Iran, OPEC’s fifth-largest crude producer, has potential to generate more revenue from mining than it does from crude if the government puts more focus on developing the metals sector, according to Mojtaba Khosrowtaj, first deputy minister in charge of trade at Iran’s Ministry of Industry, Mine and Trade.

Metals such as copper and lead and higher-priced rare earth elements could be worth “much more” than the nation’s oil industry revenue of about $30 billion, assuming crude at $40 a barrel and exports of 2 million barrels a day, Khosrowtaj said in an interview. Iran is opening $30 billion of energy projects and $29 billion of mining deals to investors once international sanctions are lifted.

Iran has more than 3,000 active mines, mostly privately owned, according to the U.S. Geological Survey. The sector is still using equipment developed 15 or 20 years ago because of lack of funds due to sanctions, Khosrowtaj said.

“We could use new technologies,” he said. “Expansion of construction projects in oil and gas or mining is reliant on banks and insurance companies, and sanctions have delayed them.”



Iran produced 2.7 million barrels a day in October, behind Saudi Arabia, Iraq, the United Arab Emirates and Kuwait, according to data compiled by Bloomberg. For metals in the region, Iran is the largest producer of iron ore, crude steel, manganese, lead, cement gypsum and copper, according to USGS data.

Domestic and overseas companies need to be encouraged to develop the mining sector, Khosrowtaj said. “The Iran of the future is one where mining can gradually start replacing oil. We have asked potential investors to pay attention to the mining sector.”

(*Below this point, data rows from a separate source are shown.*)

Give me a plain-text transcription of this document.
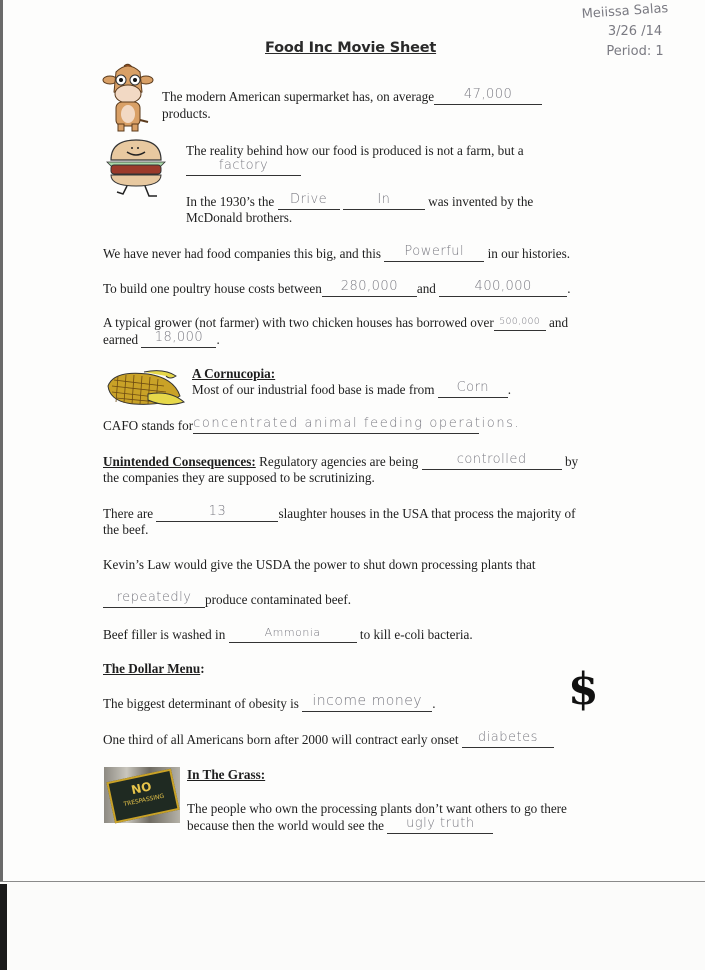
Food Inc Movie Sheet
Meiissa Salas
3/26 /14
Period: 1
The modern American supermarket has, on average 47,000
products.
The reality behind how our food is produced is not a farm, but a
factory
In the 1930’s the Drive	In	was invented by the
McDonald brothers.
We have never had food companies this big, and this Powerful in our histories.
To build one poultry house costs between 280,000 and	400,000	.
A typical grower (not farmer) with two chicken houses has borrowed over $^{500,000}$ and
earned 18,000 .
A Cornucopia:
Most of our industrial food base is made from Corn .
CAFO stands forconcentrated animal feeding operations.
Unintended Consequences: Regulatory agencies are being	controlled	by
the companies they are supposed to be scrutinizing.
There are	13	slaughter houses in the USA that process the majority of
the beef.
Kevin’s Law would give the USDA the power to shut down processing plants that
repeatedly produce contaminated beef.
Beef filler is washed in	$^{Ammonia}$	to kill e-coli bacteria.
The Dollar Menu:
The biggest determinant of obesity is income money .	$
One third of all Americans born after 2000 will contract early onset diabetes
NO
TRESPASSING
In The Grass:
The people who own the processing plants don’t want others to go there
because then the world would see the ugly truth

Some 37 billion metric tons of minerals valued at $700 billion were discovered in Iran from exploration work at 50 meters (164 feet) underground, he said. Reserves may be greater if exploration work is done deeper in the ground and on a larger scale, he said.

The end of sanctions would lead to the unfreezing of assets worth at least $30 billion, access to international finance and foreign direct investment, higher energy exports and the chance to import more modern industrial technology. About a dozen European trade delegations have visited Iran since the nuclear pact was signed in July, including groups from France, Germany and Italy.

“With lifting of sanctions, there will be new opportunities that will accelerate growth,” he said.